My nominee for all around "Best of Bette" is her 1979 Thighs and Whispers. Released at the height of the thump-thump era, fans know it as her "disco album," and while more than half its songs are variations on that genre, Midler wrings a remarkable range of vocal characterization and emotion from them. The big band disco of "Big Noise From Winnetka" and Village People camp of "My Knight in Black Leather" are the least of it. "Married Men" has all the trappings of high disco, including the four-on-the-floor beat and the "Whoo! Whoo!" seagull chirps of the background singers. But Midler admonishes her female listeners ("Don't trust 'em!") with the same throat-ripping passion she brought to the rock anthems from The Rose. She offers a beaten down, yet lyrical reading of James Taylor's "Millworker" that conjures images of Sally Field's textile worker in Norma Rae, the winner of that year's Oscar race against Midler's Rose.

"Cradle Days," a slab of redneck soul, just might win the prize for Midler's best all-time vocal performance. Cushioned by rich, creamy background vocals arranged by Luther Vandross, Midler runs the emotional gamut from resignation to defiance as she alternately pleads with and excoriates a faithless, longtime lover. When she cries, "You took my darlin' babies from me/You really broke my heart in two/God in heaven knows that I loved you/And in your heart you know its true," she summons the primal force of a modern-day Medea. It's a perfect example of Midler's melding of ferocity and nuance as a singing actress, and is at least the equal of her more celebrated rip-your-guts-out performances like "Delta Dawn" and "Stay With Me."

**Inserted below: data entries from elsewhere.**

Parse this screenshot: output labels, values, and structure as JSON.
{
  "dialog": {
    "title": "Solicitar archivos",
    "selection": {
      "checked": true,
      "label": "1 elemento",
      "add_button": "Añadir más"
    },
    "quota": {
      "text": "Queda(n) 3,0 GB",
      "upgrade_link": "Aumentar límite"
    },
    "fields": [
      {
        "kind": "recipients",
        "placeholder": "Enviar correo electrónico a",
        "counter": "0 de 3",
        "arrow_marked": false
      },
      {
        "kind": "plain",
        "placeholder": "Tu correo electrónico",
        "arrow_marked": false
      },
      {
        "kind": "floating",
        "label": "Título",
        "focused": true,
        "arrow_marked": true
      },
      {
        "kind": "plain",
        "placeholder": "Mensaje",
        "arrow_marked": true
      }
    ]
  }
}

The familiar girl group songs, mostly from the '60s, on It's the Girls don't offer Midler the same opportunities to show off her vocal and dramatic skills. But working closely with producer Marc Shaiman (her longtime musical associate) there's more variety than you'd expect as she revisits the sounds that were a particular favorite in her early performances. She's in full gay icon glory singing the Shangri-Las' "Give Him a Great Big Kiss" or the Exciters' "Tell Him" as if to the boys at the baths. She swings effortlessly as she self-harmonizes on the Andrews Sisters' "Bei Mir Bist Du Schon" and the title song from the Boswell Sisters. She slows down the perky teen angst of Martha and the Vandellas' "Come and Get These Memories" to make it a rueful consideration of a middle-aged break-up. The most audacious performance is of TLC's "Waterfalls," in which Midler casts herself as a grieving mother whose son falls victim to urban crime and AIDS. Her understated vocal let the sorrow speak for itself and make "Waterfalls" a latter-day classic to stand alongside John Prine's "Hello in There."

More importantly, It's the Girls shows Midler as nimble and versatile as ever. While her contemporaries have settled into grand stateliness or offer wispy remakes of their former glories, Midler, at 69, continues to push herself forward, as she demonstrated with her return to Broadway last year in John Logan's one-woman play, I'll Eat You Last: A Chat With Sue Mengers. Come and get these memories, indeed! As she gears up to tour in 2015 for the first time in a decade, Midler is still actively making memories for both her original gay fans and more than one generation of newer ones (of all sexualities), and showing that as a recording artist she continues to be divine.